Outside of Energy (XLE), large-cap sectors have performed admirably over the last five trading days. Of the eleven sector ETFs shown below, only Energy has declined and Real Estate (XLRE) is the only other sector failing to rally more than 1%. At the top of the list are Consumer Discretionary (XLY) and Technology (XLK) which have both rallied nearly 5% or more. Behind those two leaders, four other sectors have rallied more than 2% while three sectors have gained more than 1%. Ten out of eleven sectors are above their 50-day moving averages with six in overbought territory (1+ standard deviations above their 50-DMA) and another two sectors – Consumer Staples (XLP) and Health Care (XLV)– trading in extreme overbought territory (2+ standard deviations above 50-DMA).
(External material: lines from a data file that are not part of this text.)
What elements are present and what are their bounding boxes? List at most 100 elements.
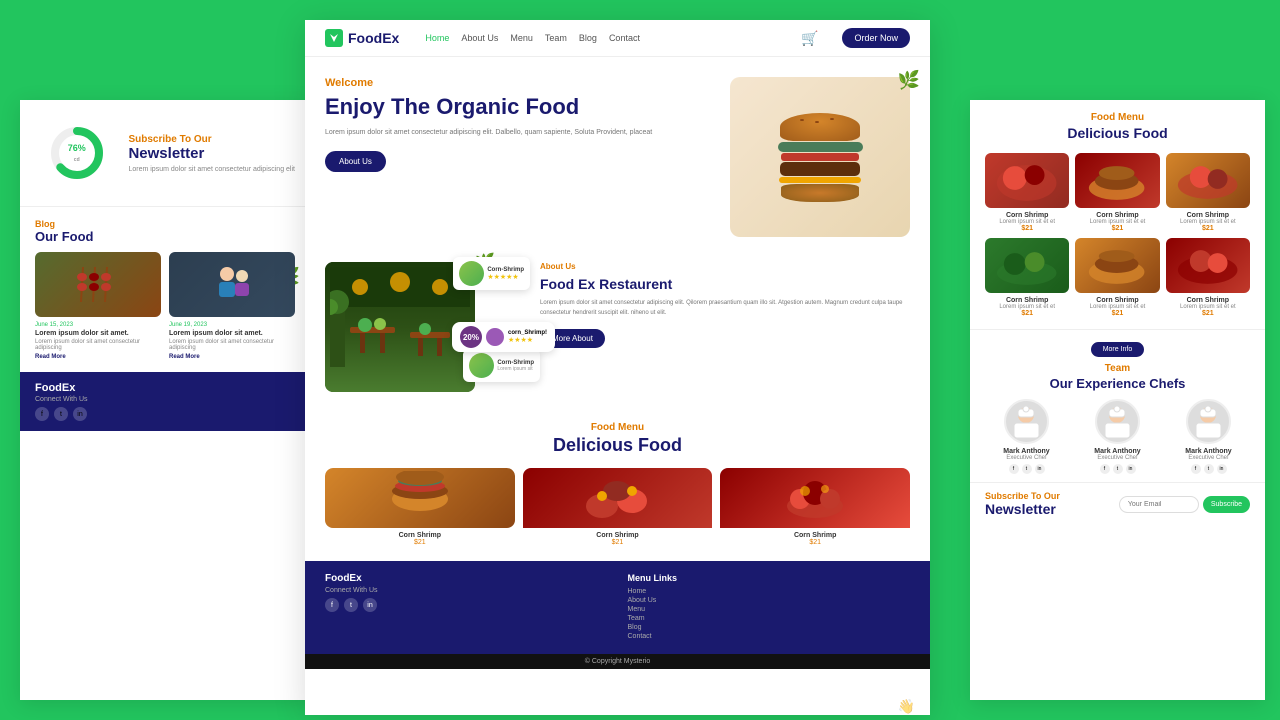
food-name-3: Corn Shrimp [720, 532, 910, 539]
nav-link-blog[interactable]: Blog [579, 33, 597, 43]
food-thumb-2 [469, 353, 494, 378]
rfood-img-4 [985, 238, 1069, 293]
footer-link-blog[interactable]: Blog [628, 624, 911, 631]
list-item: Mark Anthony Executive Chef f t in [985, 399, 1068, 474]
newsletter-email-input[interactable] [1119, 496, 1199, 513]
blog-item-title-2: Lorem ipsum dolor sit amet. [169, 330, 295, 337]
blog-image-2 [169, 252, 295, 317]
blog-read-more-1[interactable]: Read More [35, 354, 161, 360]
user-card: 20% corn_Shrimp! ★★★★ [452, 322, 555, 352]
footer-link-team[interactable]: Team [628, 615, 911, 622]
rfood-name-2: Corn Shrimp [1075, 212, 1159, 219]
rfood-price-6: $21 [1166, 310, 1250, 317]
rfood-name-4: Corn Shrimp [985, 297, 1069, 304]
footer-instagram-icon[interactable]: in [363, 598, 377, 612]
food-price-3: $21 [720, 539, 910, 546]
patty [780, 162, 860, 176]
food-items-grid: Corn Shrimp $21 Corn Shrimp [325, 468, 910, 546]
newsletter-subscribe-button[interactable]: Subscribe [1203, 496, 1250, 513]
footer-twitter-icon[interactable]: t [344, 598, 358, 612]
chef-instagram-icon-3[interactable]: in [1217, 464, 1227, 474]
facebook-icon[interactable]: f [35, 407, 49, 421]
footer-brand-name: FoodEx [325, 573, 608, 584]
footer-link-menu[interactable]: Menu [628, 606, 911, 613]
chef-facebook-icon-1[interactable]: f [1009, 464, 1019, 474]
nav-link-team[interactable]: Team [545, 33, 567, 43]
footer-link-about[interactable]: About Us [628, 597, 911, 604]
food-card-2: Corn-Shrimp Lorem ipsum sit [463, 349, 540, 382]
more-info-button[interactable]: More Info [1091, 342, 1145, 357]
food-menu-tag: Food Menu [325, 422, 910, 433]
blog-date-1: June 15, 2023 [35, 322, 161, 328]
blog-image-1 [35, 252, 161, 317]
user-stars: ★★★★ [508, 336, 547, 344]
list-item: Corn Shrimp Lorem ipsum sit et et $21 [1166, 238, 1250, 317]
footer-social: f t in [325, 598, 608, 612]
chef-role-3: Executive Chef [1167, 455, 1250, 461]
footer-menu-title: Menu Links [628, 573, 911, 583]
chef-instagram-icon-2[interactable]: in [1126, 464, 1136, 474]
chef-twitter-icon-2[interactable]: t [1113, 464, 1123, 474]
logo-icon [325, 29, 343, 47]
about-section: 🌿 [305, 247, 930, 407]
hero-section: Welcome Enjoy The Organic Food Lorem ips… [305, 57, 930, 247]
footer-link-contact[interactable]: Contact [628, 633, 911, 640]
about-us-button[interactable]: About Us [325, 151, 386, 172]
blog-grid: June 15, 2023 Lorem ipsum dolor sit amet… [35, 252, 295, 360]
food-card-title-2: Corn-Shrimp [497, 360, 534, 366]
about-title: Food Ex Restaurent [540, 275, 910, 293]
list-item: Corn Shrimp Lorem ipsum sit et et $21 [1166, 153, 1250, 232]
rfood-img-1 [985, 153, 1069, 208]
hand-decoration: 👋 [898, 698, 915, 715]
cheese [779, 177, 861, 183]
rfood-img-6 [1166, 238, 1250, 293]
cart-icon[interactable]: 🛒 [801, 30, 818, 47]
footer-facebook-icon[interactable]: f [325, 598, 339, 612]
instagram-icon[interactable]: in [73, 407, 87, 421]
chef-name-1: Mark Anthony [985, 448, 1068, 455]
chef-role-2: Executive Chef [1076, 455, 1159, 461]
chef-facebook-icon-2[interactable]: f [1100, 464, 1110, 474]
rfood-price-2: $21 [1075, 225, 1159, 232]
nav-link-about[interactable]: About Us [461, 33, 498, 43]
food-stars-1: ★★★★★ [487, 273, 524, 281]
team-title: Our Experience Chefs [985, 376, 1250, 391]
chef-twitter-icon-3[interactable]: t [1204, 464, 1214, 474]
percent-badge: 20% [460, 326, 482, 348]
left-panel: 76%cd Subscribe To Our Newsletter Lorem … [20, 100, 310, 700]
right-newsletter-title: Newsletter [985, 501, 1111, 517]
blog-read-more-2[interactable]: Read More [169, 354, 295, 360]
food-image-2 [523, 468, 713, 528]
chef-facebook-icon-3[interactable]: f [1191, 464, 1201, 474]
footer-link-home[interactable]: Home [628, 588, 911, 595]
rfood-name-1: Corn Shrimp [985, 212, 1069, 219]
food-price-1: $21 [325, 539, 515, 546]
list-item: Corn Shrimp Lorem ipsum sit et et $21 [1075, 238, 1159, 317]
list-item: Corn Shrimp $21 [523, 468, 713, 546]
rfood-price-4: $21 [985, 310, 1069, 317]
order-now-button[interactable]: Order Now [842, 28, 910, 48]
team-tag: Team [985, 363, 1250, 374]
chef-twitter-icon-1[interactable]: t [1022, 464, 1032, 474]
rfood-img-5 [1075, 238, 1159, 293]
list-item: Corn Shrimp Lorem ipsum sit et et $21 [985, 153, 1069, 232]
about-description: Lorem ipsum dolor sit amet consectetur a… [540, 299, 910, 318]
nav-link-contact[interactable]: Contact [609, 33, 640, 43]
nav-link-home[interactable]: Home [425, 33, 449, 43]
right-food-menu-title: Delicious Food [985, 125, 1250, 141]
chef-name-2: Mark Anthony [1076, 448, 1159, 455]
nav-link-menu[interactable]: Menu [510, 33, 533, 43]
blog-item-desc-2: Lorem ipsum dolor sit amet consectetur a… [169, 339, 295, 351]
newsletter-title: Newsletter [128, 145, 295, 162]
footer-menu-col: Menu Links Home About Us Menu Team Blog … [628, 573, 911, 642]
left-footer: FoodEx Connect With Us f t in [20, 372, 310, 431]
main-website-panel: FoodEx Home About Us Menu Team Blog Cont… [305, 20, 930, 715]
footer-connect-label: Connect With Us [325, 587, 608, 594]
sesame-3 [830, 118, 834, 120]
chef-instagram-icon-1[interactable]: in [1035, 464, 1045, 474]
hero-text: Welcome Enjoy The Organic Food Lorem ips… [325, 77, 720, 172]
logo-text: FoodEx [348, 30, 399, 46]
list-item: Mark Anthony Executive Chef f t in [1167, 399, 1250, 474]
rfood-img-3 [1166, 153, 1250, 208]
twitter-icon[interactable]: t [54, 407, 68, 421]
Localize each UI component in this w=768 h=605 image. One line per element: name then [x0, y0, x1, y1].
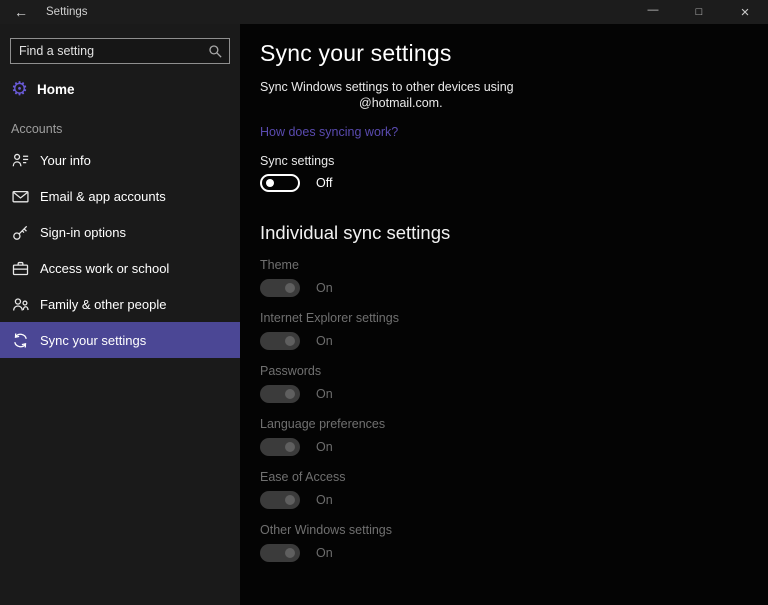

From the highs in late March through now, the S&P 500 has experienced a V-formation where the magnitude and speed of the bounce was a mirror image of the decline, and the charts of both Consumer Discretionary (XLY) and Technology (XLK) illustrate that pattern.
While Consumer Discretionary (XLY) and Technology (XLK) have followed the pattern of the broader market, most other sectors have followed their own unique paths. Energy (XLE), for example, has missed out on most of the rally, remaining well off of its late July highs.
At the other end of the spectrum, if you look at the charts of the Consumer Staples (XLP) and Utilities (XLU) you would never even know that there was a decline in the first place. In the years coming out of the Financial Crisis right up until Covid, investors became used to sectors moving closer in unison to each other, but as the last several weeks have illustrated, it’s not always a tide that lifts and sinks all boats.